Efficient coding of naturalistic stimuli. (A) Movies were constructed from a 10 $\times$ 10-pixel patch (red square), which drifted stochastically across static natural images. (B) Information encoded [i.e., reconstruction (recon.) quality] by neural responses about the stimulus at varying lag (i.e., reconstruction lag) after optimization with $\mathrm{\Delta }=-6$ (blue) and $\mathrm{\Delta }=1$ (red). (C) Spatiotemporal encoding filters for four example neurons after optimization with $\mathrm{\Delta }=-6$. (D) Same as C for $\mathrm{\Delta }=1$. (E) Directionality index of neural responses after optimization with $\mathrm{\Delta }=-6$ and $\mathrm{\Delta }=1$. The directionality index measures the percentage change in response to a grating stimulus moving in a neuron’s preferred direction vs. the same stimulus moving in the opposite direction.

Fig. 4.

Efficient coding of a “Gaussian-bump” stimulus. (A) Stimuli (stim.) consisted of Gaussian bumps that drifted stochastically along a single spatial dimension (dim.) (with circular boundary conditions). (B) Information encoded by neural responses about the stimulus at varying lag, ${\mathrm{\Delta }}_{\mathrm{test}}$, after optimization with varying ${\mathrm{\Delta }}_{\mathrm{train}}$. Black dots indicate the maximum for each column. (C) Response of example neuron to a test stimulus (Upper) and after optimization with $\mathrm{\Delta }=-2$ (blue), $\mathrm{\Delta }=0$ (green), and $\mathrm{\Delta }=2$ (red; Lower). (D) Spatiotemporal encoding filters for an example neuron after optimization with different $\mathrm{\Delta }$. (E) Circular correlation between the reconstructed speed of a moving Gaussian blob and its true speed vs. the circular correlation between the reconstructed position and its true position obtained from neural responses optimized with $\mathrm{\Delta }=\pm 2$ (red and blue curves).

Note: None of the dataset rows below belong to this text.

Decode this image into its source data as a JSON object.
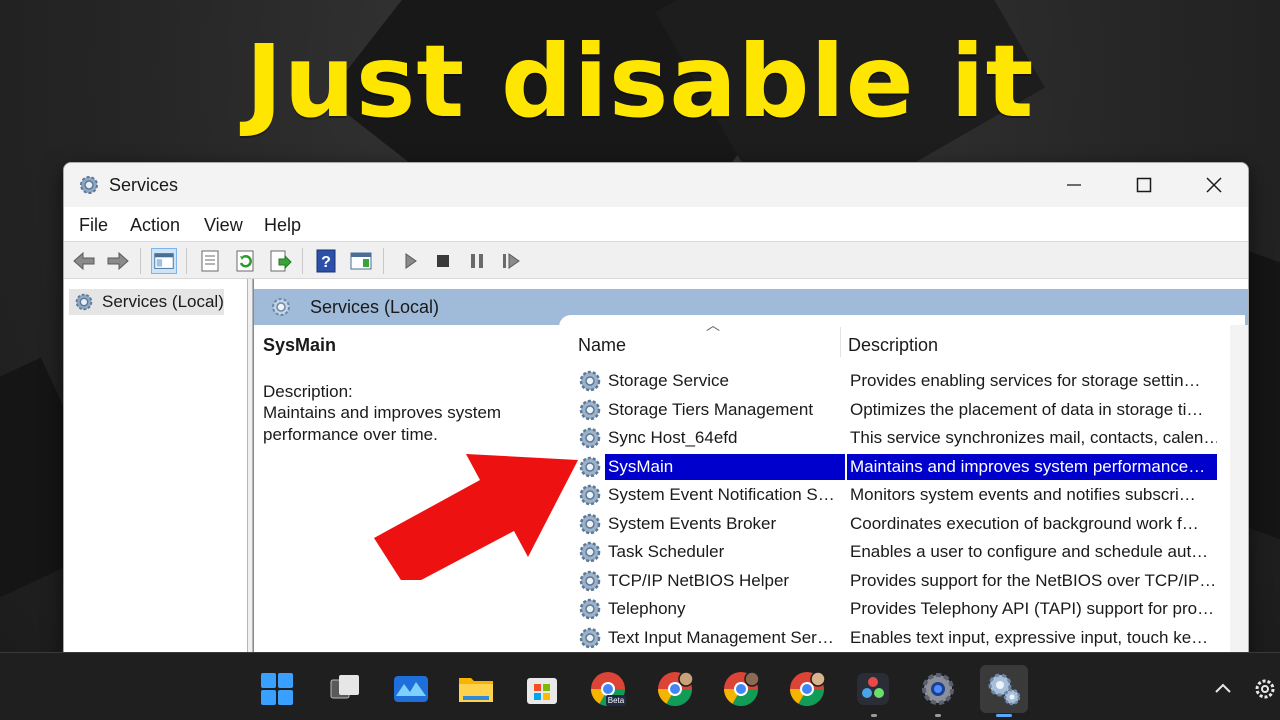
{
  "overlay": {
    "headline": "Just disable it"
  },
  "window": {
    "title": "Services",
    "controls": {
      "minimize": "minimize",
      "maximize": "maximize",
      "close": "close"
    }
  },
  "menu": {
    "items": [
      "File",
      "Action",
      "View",
      "Help"
    ]
  },
  "left_pane": {
    "tree_item": "Services (Local)"
  },
  "right_pane": {
    "header": "Services (Local)",
    "selected_service": {
      "name": "SysMain",
      "description_label": "Description:",
      "description": "Maintains and improves system performance over time."
    },
    "columns": {
      "name": "Name",
      "description": "Description"
    },
    "rows": [
      {
        "name": "Storage Service",
        "description": "Provides enabling services for storage settin…"
      },
      {
        "name": "Storage Tiers Management",
        "description": "Optimizes the placement of data in storage ti…"
      },
      {
        "name": "Sync Host_64efd",
        "description": "This service synchronizes mail, contacts, calen…"
      },
      {
        "name": "SysMain",
        "description": "Maintains and improves system performance…",
        "selected": true
      },
      {
        "name": "System Event Notification S…",
        "description": "Monitors system events and notifies subscri…"
      },
      {
        "name": "System Events Broker",
        "description": "Coordinates execution of background work f…"
      },
      {
        "name": "Task Scheduler",
        "description": "Enables a user to configure and schedule aut…"
      },
      {
        "name": "TCP/IP NetBIOS Helper",
        "description": "Provides support for the NetBIOS over TCP/IP…"
      },
      {
        "name": "Telephony",
        "description": "Provides Telephony API (TAPI) support for pro…"
      },
      {
        "name": "Text Input Management Ser…",
        "description": "Enables text input, expressive input, touch ke…"
      }
    ]
  },
  "colors": {
    "headline": "#ffe600",
    "selection": "#0000cc",
    "header_band": "#9fbbd9",
    "arrow": "#ee1111"
  },
  "taskbar": {
    "icons": [
      "windows-start-icon",
      "task-view-icon",
      "widgets-icon",
      "file-explorer-icon",
      "microsoft-store-icon",
      "chrome-beta-icon",
      "chrome-profile-icon",
      "chrome-profile-icon",
      "chrome-profile-icon",
      "davinci-resolve-icon",
      "settings-icon",
      "services-icon"
    ],
    "beta_label": "Beta"
  }
}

Curves were obtained by varying $\gamma$ in Eq. 3 to find codes with different coding capacities. (F) Linear reconstruction of the stimulus trajectory obtained from neural responses optimized with $\mathrm{\Delta }=\pm 2$ (red and blue curves). The full stimulus is shown in grayscale. While coding capacity was chosen to equalize the mean reconstruction error for both models (vertical dashed line in E), the reconstructed trajectory was much smoother after optimization with $\mathrm{\Delta }=2$ than with $\mathrm{\Delta }=-2$. (G) Response sparsity (defined as the negentropy of neural responses) vs. $\mathrm{\Delta }$ (dots indicate individual neurons; the line indicates population average). (H) Delay between stimulus presented at a neuron’s preferred location and each neuron’s maximum response vs. $\mathrm{\Delta }$.